O encontro com esses migrantes contou com a parceria do MIGRAIDH, Grupo de Pesquisa, Ensino e Extensão Direitos Humanos e Mobilidade Humana Internacional da UFSM, no qual Liliane integra uma das linhas de pesquisa. Desde 2013, o grupo desenvolve ações na área de direitos humanos e de integração local da população migrante e refugiada, o que permitiu a entrada no campo dos estudos migratórios com a presença dos senegaleses.
Todo esse percurso levou tempo, segundo a professora Liliane, mas foi essencial para a inserção na vivência dos migrantes e trouxe percepções importantes acerca dos usos sociais das mídias por eles. Conforme a pesquisadora, as tecnologias se mostraram essenciais tanto no processo de deslocamento, quanto em toda a trajetória migratória. “Percebemos o papel da mídia e da internet na mediação da construção dessas narrativas migrantes, de outras formas de visibilidade e reconhecimento da experiência migratória”, destaca.
O uso das mídias na construção de identidades migrantes
A investigação mostrou que são assumidos sentidos de participação social quando as tecnologias em rede são utilizadas, por exemplo, para o aprendizado formal e informal de português. Conteúdos em formato de vídeo são produzidos e compartilhados em redes sociais para o ensino do idioma, algo essencial tanto para integração dos sujeitos na cultura brasileira, mas também para que possam se inserir no mercado de trabalho. Esse tipo de ação é realizada por projetos como o “Senegal, ser negão, ser legal”.
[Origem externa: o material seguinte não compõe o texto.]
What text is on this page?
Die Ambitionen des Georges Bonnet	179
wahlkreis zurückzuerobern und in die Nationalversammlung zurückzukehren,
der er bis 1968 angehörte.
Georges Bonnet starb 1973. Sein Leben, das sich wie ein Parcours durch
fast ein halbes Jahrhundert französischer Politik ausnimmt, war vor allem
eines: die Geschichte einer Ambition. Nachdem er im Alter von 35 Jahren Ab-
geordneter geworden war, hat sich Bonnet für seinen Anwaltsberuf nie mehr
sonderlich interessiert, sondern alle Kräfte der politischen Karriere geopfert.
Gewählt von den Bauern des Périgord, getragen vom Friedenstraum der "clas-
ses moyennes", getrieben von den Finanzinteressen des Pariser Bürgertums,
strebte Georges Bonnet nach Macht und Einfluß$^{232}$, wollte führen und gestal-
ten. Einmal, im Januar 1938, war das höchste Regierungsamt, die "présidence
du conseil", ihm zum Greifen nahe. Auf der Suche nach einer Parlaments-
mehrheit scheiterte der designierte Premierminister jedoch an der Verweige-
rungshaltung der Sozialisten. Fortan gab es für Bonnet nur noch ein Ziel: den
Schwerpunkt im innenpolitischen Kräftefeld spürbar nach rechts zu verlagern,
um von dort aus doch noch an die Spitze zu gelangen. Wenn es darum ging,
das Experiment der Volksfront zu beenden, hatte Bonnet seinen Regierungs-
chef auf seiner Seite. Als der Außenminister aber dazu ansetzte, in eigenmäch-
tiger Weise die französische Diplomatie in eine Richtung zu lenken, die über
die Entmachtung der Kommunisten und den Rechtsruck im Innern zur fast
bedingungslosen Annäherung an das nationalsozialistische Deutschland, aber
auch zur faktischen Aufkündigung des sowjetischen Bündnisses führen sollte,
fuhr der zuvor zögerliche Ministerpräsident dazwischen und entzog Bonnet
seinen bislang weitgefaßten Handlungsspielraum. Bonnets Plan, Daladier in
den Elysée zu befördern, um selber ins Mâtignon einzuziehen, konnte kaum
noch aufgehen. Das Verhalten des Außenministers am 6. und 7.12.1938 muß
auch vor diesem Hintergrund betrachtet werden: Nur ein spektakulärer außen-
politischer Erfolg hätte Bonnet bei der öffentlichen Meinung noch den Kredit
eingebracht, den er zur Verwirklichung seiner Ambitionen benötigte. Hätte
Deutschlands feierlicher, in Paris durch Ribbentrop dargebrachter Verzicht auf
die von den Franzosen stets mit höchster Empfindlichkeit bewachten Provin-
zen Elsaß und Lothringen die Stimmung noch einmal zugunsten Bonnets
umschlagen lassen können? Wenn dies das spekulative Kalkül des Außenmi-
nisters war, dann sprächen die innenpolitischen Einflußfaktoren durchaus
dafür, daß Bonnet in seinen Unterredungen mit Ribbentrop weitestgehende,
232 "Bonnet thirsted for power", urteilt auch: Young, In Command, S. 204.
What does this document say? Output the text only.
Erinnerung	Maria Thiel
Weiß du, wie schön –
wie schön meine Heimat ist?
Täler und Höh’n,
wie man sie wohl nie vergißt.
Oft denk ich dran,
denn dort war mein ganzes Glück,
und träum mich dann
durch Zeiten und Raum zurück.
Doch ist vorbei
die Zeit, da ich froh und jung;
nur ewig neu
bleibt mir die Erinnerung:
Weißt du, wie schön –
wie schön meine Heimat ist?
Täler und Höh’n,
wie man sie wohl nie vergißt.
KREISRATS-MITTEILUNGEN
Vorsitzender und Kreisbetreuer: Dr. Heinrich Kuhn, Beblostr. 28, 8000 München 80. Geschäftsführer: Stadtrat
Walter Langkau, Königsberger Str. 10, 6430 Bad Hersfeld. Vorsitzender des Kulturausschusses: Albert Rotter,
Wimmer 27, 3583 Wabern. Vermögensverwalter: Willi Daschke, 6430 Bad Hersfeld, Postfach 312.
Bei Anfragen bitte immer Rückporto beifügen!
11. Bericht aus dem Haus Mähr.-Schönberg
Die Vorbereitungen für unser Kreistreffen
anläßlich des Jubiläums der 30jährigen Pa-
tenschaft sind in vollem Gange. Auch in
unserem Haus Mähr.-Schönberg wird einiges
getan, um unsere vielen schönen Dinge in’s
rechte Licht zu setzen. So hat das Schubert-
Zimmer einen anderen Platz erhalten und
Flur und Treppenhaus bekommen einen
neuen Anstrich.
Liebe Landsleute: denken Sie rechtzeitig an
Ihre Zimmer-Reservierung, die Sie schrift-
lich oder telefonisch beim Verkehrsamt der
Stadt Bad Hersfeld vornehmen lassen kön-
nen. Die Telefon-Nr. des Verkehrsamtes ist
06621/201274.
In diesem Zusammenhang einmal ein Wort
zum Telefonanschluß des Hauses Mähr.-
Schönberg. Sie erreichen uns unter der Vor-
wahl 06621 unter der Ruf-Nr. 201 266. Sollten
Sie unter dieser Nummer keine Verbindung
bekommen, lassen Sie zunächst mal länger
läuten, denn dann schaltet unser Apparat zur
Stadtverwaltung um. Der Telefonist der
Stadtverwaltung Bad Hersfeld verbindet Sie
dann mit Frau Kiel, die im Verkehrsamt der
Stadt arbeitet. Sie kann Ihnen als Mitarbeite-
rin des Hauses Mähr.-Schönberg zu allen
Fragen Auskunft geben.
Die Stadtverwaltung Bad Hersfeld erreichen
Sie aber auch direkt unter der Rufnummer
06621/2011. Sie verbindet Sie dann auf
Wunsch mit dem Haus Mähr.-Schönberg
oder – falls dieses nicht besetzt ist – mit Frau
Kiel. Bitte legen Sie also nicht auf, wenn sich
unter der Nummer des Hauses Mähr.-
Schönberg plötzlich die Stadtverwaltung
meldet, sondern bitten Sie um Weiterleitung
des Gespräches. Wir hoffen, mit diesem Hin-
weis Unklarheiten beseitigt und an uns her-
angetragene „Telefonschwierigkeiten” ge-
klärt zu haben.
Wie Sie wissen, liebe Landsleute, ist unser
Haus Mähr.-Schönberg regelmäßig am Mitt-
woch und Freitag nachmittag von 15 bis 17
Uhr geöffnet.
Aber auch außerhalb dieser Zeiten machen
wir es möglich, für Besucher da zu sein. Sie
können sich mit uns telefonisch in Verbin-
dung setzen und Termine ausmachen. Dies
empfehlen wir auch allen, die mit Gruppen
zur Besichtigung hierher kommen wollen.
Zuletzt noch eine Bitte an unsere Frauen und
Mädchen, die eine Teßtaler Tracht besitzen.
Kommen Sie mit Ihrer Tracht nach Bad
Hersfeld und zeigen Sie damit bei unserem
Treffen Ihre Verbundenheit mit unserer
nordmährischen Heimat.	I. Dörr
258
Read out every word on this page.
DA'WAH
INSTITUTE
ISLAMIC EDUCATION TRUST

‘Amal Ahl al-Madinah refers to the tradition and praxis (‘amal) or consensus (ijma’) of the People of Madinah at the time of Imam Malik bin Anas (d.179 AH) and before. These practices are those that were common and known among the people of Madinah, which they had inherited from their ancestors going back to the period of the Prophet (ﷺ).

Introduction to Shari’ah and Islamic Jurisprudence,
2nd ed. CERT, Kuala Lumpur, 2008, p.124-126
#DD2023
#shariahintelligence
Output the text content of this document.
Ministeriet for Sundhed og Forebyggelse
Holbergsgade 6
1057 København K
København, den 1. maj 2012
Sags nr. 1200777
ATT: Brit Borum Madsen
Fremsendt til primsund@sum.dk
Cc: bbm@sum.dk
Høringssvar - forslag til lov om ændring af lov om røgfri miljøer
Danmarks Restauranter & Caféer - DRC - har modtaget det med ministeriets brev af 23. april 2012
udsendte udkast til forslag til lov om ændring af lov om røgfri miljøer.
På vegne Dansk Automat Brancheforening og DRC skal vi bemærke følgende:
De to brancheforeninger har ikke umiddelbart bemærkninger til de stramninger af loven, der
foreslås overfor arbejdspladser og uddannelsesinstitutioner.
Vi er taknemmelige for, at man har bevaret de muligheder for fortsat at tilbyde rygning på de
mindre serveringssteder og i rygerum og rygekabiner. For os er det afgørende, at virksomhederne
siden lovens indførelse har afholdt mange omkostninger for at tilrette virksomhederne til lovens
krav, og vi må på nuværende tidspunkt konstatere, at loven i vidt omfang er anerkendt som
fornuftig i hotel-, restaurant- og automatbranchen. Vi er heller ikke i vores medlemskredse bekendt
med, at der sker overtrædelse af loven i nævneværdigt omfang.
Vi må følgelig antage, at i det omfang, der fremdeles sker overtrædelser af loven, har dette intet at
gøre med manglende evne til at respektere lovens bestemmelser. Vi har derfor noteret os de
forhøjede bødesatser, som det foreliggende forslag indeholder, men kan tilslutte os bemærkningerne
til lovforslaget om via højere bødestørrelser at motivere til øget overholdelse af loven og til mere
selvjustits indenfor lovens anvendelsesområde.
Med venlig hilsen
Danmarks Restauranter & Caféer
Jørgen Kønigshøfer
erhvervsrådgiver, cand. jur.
Também foi observado o local central que os usos sociais da mídia ocupam na construção de narrativas migrantes – muitas vezes, como uma forma alternativa às narrativas construídas pela mídia tradicional. Na pesquisa, são apresentados projetos de produção de conteúdos para canais de TV voltados à cultura senegalesa, mas que buscam também estabelecer diálogos com outras nacionalidades. É o caso do Sene Brasil TV e o Touba Brasil TV Rio Grande do Sul. A apropriação das redes sociais online também permite que os próprios sujeitos contem suas histórias e coloquem em circulação questões referentes às suas identidades.
A manutenção de vínculos com familiares e amigos que permanecem no Senegal também se dá, principalmente, por aplicativos de mensagens, como Whatsapp, Viber e Emo. Tendo em vista o caráter transnacional desse tipo de migração, a tecnologia é essencial para manter conexões e interações que transcendem os limites territoriais.
A comunicação pela internet é importante para garantir o contato com conhecidos, amigos e parentes que já migraram, estabelecendo uma rede de apoio na organização e na dinâmica migratória. Há ainda uma relação presencial, mas também mediada pelas tecnologias, principalmente para troca de informações sobre o contexto local, como ofertas de emprego e moradia.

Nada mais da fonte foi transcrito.